根据哥伦比亚广播公司新闻最近发表的一篇报道，科罗拉多州丹佛市有一名男护士，目前正面临多项在工作期间性侵女性的指控。文章中引用的一个故事涉及一名女性，她在 2013 年平安夜因腹痛去医院。她接受了一剂吗啡来缓解疼痛，然后失去知觉。当她醒来时，一名男护士正在摸索并亲吻她。后来，护士在 Facebook 上找到了她并加为好友。
一年半后，这名妇女才报告了这件事。当她这样做时，警方开始调查有问题的男护士。他们找到了另外八名声称与该男子有类似经历的女性。他们还发现，指控不仅限于 Poudre Valley 医院——2013 年平安夜事件发生地。
According to a report recently published by CBS News, there is a male nurse in the Denver, Colorado, who is currently facing numerous charges for sexually assaulting women while on the job. One story cited in the article involved a woman who went to the hospital on Christmas Eve 2013 for abdominal pain. She received a dose of morphine to help with the pain and then fell unconscious. When she woke up, a male nurse was groping and kissing her. Later, the nurse found and friended her on Facebook.
It was a year and a half before the woman reported the incident. When she did, police started investigating the male nurse in question.
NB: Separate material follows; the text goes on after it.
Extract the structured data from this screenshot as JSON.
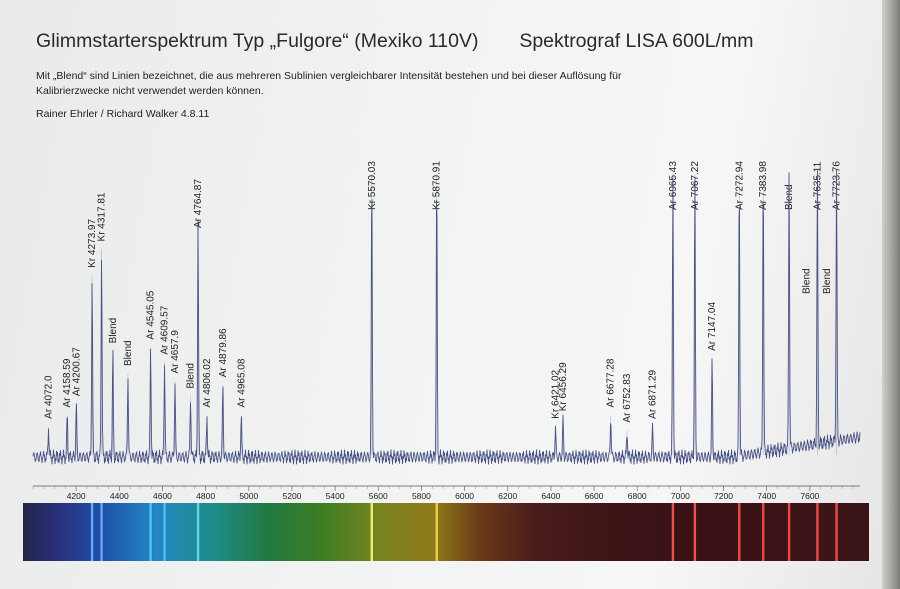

They found eight other women who claimed to have had similar experiences with the man. They also found that the accusations weren't limited to Poudre Valley Hospital—where the Christmas Eve 2013 incident occurred.
On the contrary, the male nurse had been fired from three different hospitals by the time he was finally arrested. He'd also been reported for an "unspecified incident" at a Nebraska hospital in 2013, shortly before the Christmas Eve incident. Some of his victims even reported his misconduct to the police. None of these events mattered. Police evidently never pursued charges against the man and the hospitals where he worked seemingly failed to notify state licensing boards or future employers. At very least, no state licensing board ever took action against the nurse. As a result, an alleged predator was able to gain access to one victim after another.
How could these incidents have been prevented? The hospitals probably could have run stronger background checks, seeking out information from the suspect's former employers. Because no one pressed charges, the man didn't have a criminal record, nor were there any warrants out for his arrest. However, judging by how many hospitals employed and then fired him, a simple reference or verification check should have found some answers.
Arguably the bigger problem is that hospitals can opt not to disclose something like one of these incidents to the proper authorities. The CBS News report indicated that a hospital or two may have reported the suspect to Colorado's nursing board, but also noted that the board always keeps reports confidential until they decide to take disciplinary action. The nursing board definitely never took disciplinary action and has refused to disclose whether or not the male nurse in question was ever the subject of a complaint or investigation.
Two things are for sure, though. First, Colorado does not have any laws on the books that demand hospitals to report employee misconduct allegations to the state regulatory body. Second, the Colorado nursing board does not run background checks on license applicants. As a result, it's easy for nurses who have been fired over misconduct allegations to find new jobs without appropriate amount of scrutiny. A law demanding better sharing of misconduct allegations between hospitals would help to prevent accused predators from landing new jobs.